Я увидел Прокопа Власовича. Он был в сапогах, в галифе, в солдатской гимнастерке, перетянутой по тонкой талии широким ремнем; на голове — форменная солдатская фуражка, которая ему очень идет… Я незаметно остановился позади. Мне уже было известно от него, как будет организован праздник, что за чем последует. Прежде чем начать прощальный ритуал, он, как и положено в таких случаях, произнесет речь. Но вот все сели, переговариваются, а Прокоп как будто медлит начать. Молча стоит он подле братской могилы с красной звездой на высоком красном столбе, окидывая взглядом прикрепленную к этому столбу дубовую доску. На ней имена погибших мокловодовцев… будто выстроились в ряд…

Вдруг стало тихо. Тишина длилась, должно быть, с минуту. Переведя взгляд на Прокопа, я понял, почему все замерли: начался праздник. Прокоп Лядовский опустился на колени и трижды поцеловал землю. Вслед за ним Васило и Василина, Антип Лемишка, Данилко, Карпо Лыштва с семьей, Сизон Штепура с детьми. Я встал на колени поближе к ним, повторяя обряд прощания. Все так и остались на коленях, а Лядовский поднялся и начал речь:

— Люди!.. Товарищи!.. Завтра мы покидаем свои очаги, свои колодцы с самой вкусной на свете водой, покидаем исхоженные нами тропинки и дорожки, переселяемся на новые земли, где будем искать новые жизненные ориентиры. Мы уходим отсюда не порожние, а нагруженные, причем не только имуществом, но и мыслями, желаниями, обычаями, — так не отречемся же от себя и от своих помыслов! Давайте держаться вместе, тогда мы не устанем в пути, никогда не проявим равнодушия друг к другу, не растеряемся перед тем неизвестным, что ждет нас впереди. Наши безотказные руки построят новое село, там загорится электрический свет, и будет у села новое название… Мы поставим хаты со светлицами. Определим для детей новые направления, но всегда и везде, во веки веков будем чтить наши обычаи. Будем гражданами земли, которая нас породила, той земли, которую мы защищали, не щадя своей крови и слез, из-за которой поседели, — она у нас одна, как одна в году бывает весна… Мы будем жить, истинно веруя в свою землю и не чувствуя себя ни несчастными, ни потерянными. Братским союзом добьемся чего пожелаем.

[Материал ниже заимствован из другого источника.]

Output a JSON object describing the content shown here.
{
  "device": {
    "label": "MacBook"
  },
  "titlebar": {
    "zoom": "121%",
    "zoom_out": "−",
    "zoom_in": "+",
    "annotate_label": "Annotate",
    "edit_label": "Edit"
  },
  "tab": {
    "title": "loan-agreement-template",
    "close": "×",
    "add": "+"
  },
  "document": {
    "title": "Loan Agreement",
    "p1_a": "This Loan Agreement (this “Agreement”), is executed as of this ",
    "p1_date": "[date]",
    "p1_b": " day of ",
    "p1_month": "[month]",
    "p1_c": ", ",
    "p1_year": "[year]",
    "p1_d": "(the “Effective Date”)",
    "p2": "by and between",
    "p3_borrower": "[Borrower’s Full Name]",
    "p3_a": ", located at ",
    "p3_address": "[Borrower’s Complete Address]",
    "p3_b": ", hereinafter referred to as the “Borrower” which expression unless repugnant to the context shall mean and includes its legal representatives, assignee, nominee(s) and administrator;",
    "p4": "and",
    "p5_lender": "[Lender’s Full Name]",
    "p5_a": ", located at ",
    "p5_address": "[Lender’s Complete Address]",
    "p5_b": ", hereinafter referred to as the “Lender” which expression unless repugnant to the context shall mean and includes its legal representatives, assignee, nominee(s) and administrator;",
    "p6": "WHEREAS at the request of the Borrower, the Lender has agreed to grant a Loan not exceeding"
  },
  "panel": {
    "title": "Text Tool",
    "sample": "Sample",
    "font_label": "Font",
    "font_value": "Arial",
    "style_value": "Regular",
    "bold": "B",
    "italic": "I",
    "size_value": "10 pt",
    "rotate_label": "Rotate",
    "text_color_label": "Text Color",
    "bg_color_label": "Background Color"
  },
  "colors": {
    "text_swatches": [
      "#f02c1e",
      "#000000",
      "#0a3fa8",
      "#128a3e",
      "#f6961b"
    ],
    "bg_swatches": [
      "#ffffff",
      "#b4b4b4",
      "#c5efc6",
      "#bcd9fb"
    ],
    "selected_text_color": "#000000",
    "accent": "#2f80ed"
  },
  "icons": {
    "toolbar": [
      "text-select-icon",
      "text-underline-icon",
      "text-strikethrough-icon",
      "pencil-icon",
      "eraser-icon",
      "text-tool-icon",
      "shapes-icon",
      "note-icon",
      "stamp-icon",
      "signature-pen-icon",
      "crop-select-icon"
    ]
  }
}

Мы, люди посульского края, добры, как земля, и чутки, как вода. С прадавних времен чувствуем мы, где правда и где ложь, где тепло и где холод. Нас не собьют с правильного пути и сто поколений лжецов, потому что он завещан нам теми, вечно живыми, кто лежит в этих могилах. Нас будет звать эта земля, мы не позволим похоронить память о ней; ведь в нее, в эту землю, зарыли мы своих отцов-революционеров, на этой земле прошла наша молодость, здесь родились наши дети. Нас всегда будут звать эти пятиконечные звезды и праведные кресты на могилах, эти тучи птиц, эти травы и деревья, меж которых витают наши песни, наш высокий, наш древний дух. Прощаясь, поклянемся честью никогда и ни в чем не изменять своей земле, как добрые дети не изменяют матери. Поклянемся на земле, доверимся ей.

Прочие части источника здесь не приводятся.